Carbonara on its surface should be the perfect food for a challenging morning: carbs to settle the stomach, protein to bolster the spirit, bacon, because, well, bacon. It is comfort food on various fronts. The problem with morning carbonara is that it cannot be made well when bleary-eyed unless you are a chef or an Italian nonna. Carbonara in general should usually be made only if you are a chef or an Italian nonna.
But I am here to save your morning, with a technique that gets you all the good stuff you need in carbonara, made easy enough to be cooked while you're operating at less than 100 percent capacity. First off, it is a one-pan wonder. Second, it uses ramen noodles, so it comes together super fast. And whereas in a normal carbonara you dread the formulation of the egg curds, here, being breakfast and all, you are looking for that to happen, making it a carbonara with scrambled eggs.
I’m giving you a recipe that serves two, in case someone else is on the premises. I recommend you serve this right in the pan with a couple of forks, and return directly to bed.
- Yields: Serves two
In a large saucepan over medium high heat, cook the bacon until it is rendered and browned. Remove to a plate with paper towels to drain. Blot the residual bacon fat out of the pan with a paper towel, but leave any crispy bits that might be stuck.

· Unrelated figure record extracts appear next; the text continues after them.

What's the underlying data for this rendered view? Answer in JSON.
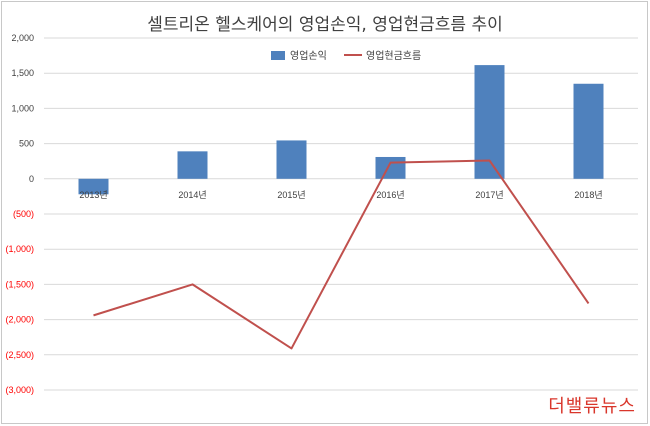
{
  "title": "셀트리온 헬스케어의 영업손익, 영업현금흐름 추이",
  "watermark": "더밸류뉴스",
  "colors": {
    "bar": "#4f81bd",
    "line": "#c0504d",
    "negative_tick": "#ff0000",
    "positive_tick": "#404040",
    "grid": "#d9d9d9"
  },
  "chart_data": {
    "type": "bar",
    "title": "셀트리온 헬스케어의 영업손익, 영업현금흐름 추이",
    "categories": [
      "2013년",
      "2014년",
      "2015년",
      "2016년",
      "2017년",
      "2018년"
    ],
    "series": [
      {
        "name": "영업손익",
        "type": "bar",
        "values": [
          -220,
          390,
          545,
          310,
          1615,
          1350
        ]
      },
      {
        "name": "영업현금흐름",
        "type": "line",
        "values": [
          -1940,
          -1500,
          -2410,
          230,
          260,
          -1770
        ]
      }
    ],
    "yticks": [
      "2,000",
      "1,500",
      "1,000",
      "500",
      "0",
      "(500)",
      "(1,000)",
      "(1,500)",
      "(2,000)",
      "(2,500)",
      "(3,000)"
    ],
    "ytick_values": [
      2000,
      1500,
      1000,
      500,
      0,
      -500,
      -1000,
      -1500,
      -2000,
      -2500,
      -3000
    ],
    "ylim": [
      -3000,
      2000
    ],
    "grid": true,
    "legend": "top-center"
  }
}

Add two cups of water, the butter, and 1/2 cup of the Parmesan cheese to the pot. Heat over medium-high heat, stirring constantly, until you have a creamy looking broth, being sure to scrape the bottom to get those bacon bits added to the mix. Add the two squares of noodles in to cook, stirring frequently, until they are softened. Keep stirring until the noodles are al dente and the sauce is thickened, about 3-4 minutes. Pour off the excess broth into a small bowl, leaving the noodles a bit soupy but not swimming. Essentially you want the broth to come up halfway of the depth of the noodles. You should have about 1/2 cup of reserved broth. Keep stirring until the sauce reduces a bit and just coats the noodles, maybe another minute.

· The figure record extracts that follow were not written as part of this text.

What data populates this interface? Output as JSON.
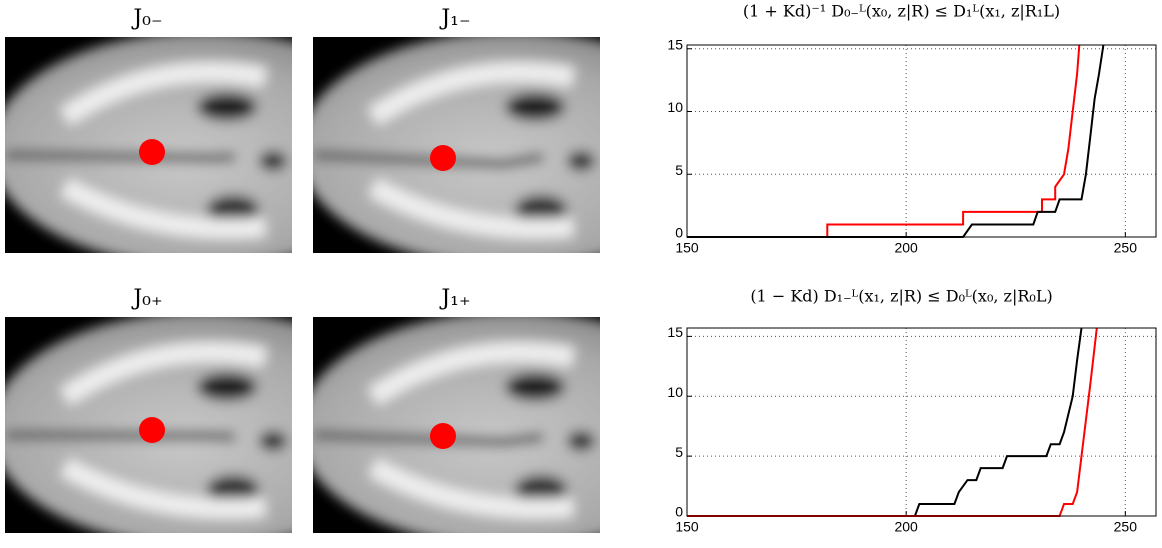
{
  "images": [
    {
      "label": "J₀₋"
    },
    {
      "label": "J₁₋"
    },
    {
      "label": "J₀₊"
    },
    {
      "label": "J₁₊"
    }
  ],
  "chart_data": [
    {
      "type": "line",
      "title": "(1 + Kd)⁻¹ D₀₋ᴸ(x₀, z|R) ≤ D₁ᴸ(x₁, z|R₁L)",
      "xlim": [
        150,
        257
      ],
      "xticks": [
        150,
        200,
        250
      ],
      "ylim": [
        0,
        15.3
      ],
      "yticks": [
        0,
        5,
        10,
        15
      ],
      "grid": true,
      "series": [
        {
          "color": "#ff0000",
          "x": [
            150,
            182,
            182,
            213,
            213,
            231,
            231,
            234,
            234,
            236,
            237,
            238,
            239,
            239.5
          ],
          "values": [
            0,
            0,
            1,
            1,
            2,
            2,
            3,
            3,
            4,
            5,
            7,
            10,
            13,
            15.3
          ]
        },
        {
          "color": "#000000",
          "x": [
            150,
            213,
            215,
            229,
            230,
            234,
            235,
            240,
            241,
            242,
            243,
            244,
            245
          ],
          "values": [
            0,
            0,
            1,
            1,
            2,
            2,
            3,
            3,
            5,
            8,
            11,
            13,
            15.3
          ]
        }
      ]
    },
    {
      "type": "line",
      "title": "(1 − Kd) D₁₋ᴸ(x₁, z|R) ≤ D₀ᴸ(x₀, z|R₀L)",
      "xlim": [
        150,
        257
      ],
      "xticks": [
        150,
        200,
        250
      ],
      "ylim": [
        0,
        15.7
      ],
      "yticks": [
        0,
        5,
        10,
        15
      ],
      "grid": true,
      "series": [
        {
          "color": "#000000",
          "x": [
            150,
            202,
            203,
            211,
            212,
            214,
            216,
            217,
            222,
            223,
            232,
            233,
            235,
            236,
            238,
            239,
            240
          ],
          "values": [
            0,
            0,
            1,
            1,
            2,
            3,
            3,
            4,
            4,
            5,
            5,
            6,
            6,
            7,
            10,
            13,
            15.7
          ]
        },
        {
          "color": "#ff0000",
          "x": [
            150,
            235,
            236,
            238,
            239,
            240,
            241,
            242,
            243.5
          ],
          "values": [
            0,
            0,
            1,
            1,
            2,
            5,
            8,
            11,
            15.7
          ]
        }
      ]
    }
  ]
}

Push the noodles to one side of the pan and add the eggs in the space you create, stirring them inside that hole until they begin to form large curds, then mixing the eggs in with the noodles. Add the bacon bits, and remaining cheese, and the reserved broth stirring all the time until you get a pile of noodles and sauce with egg curds. Top with sliced scallions and a good grinding of black pepper.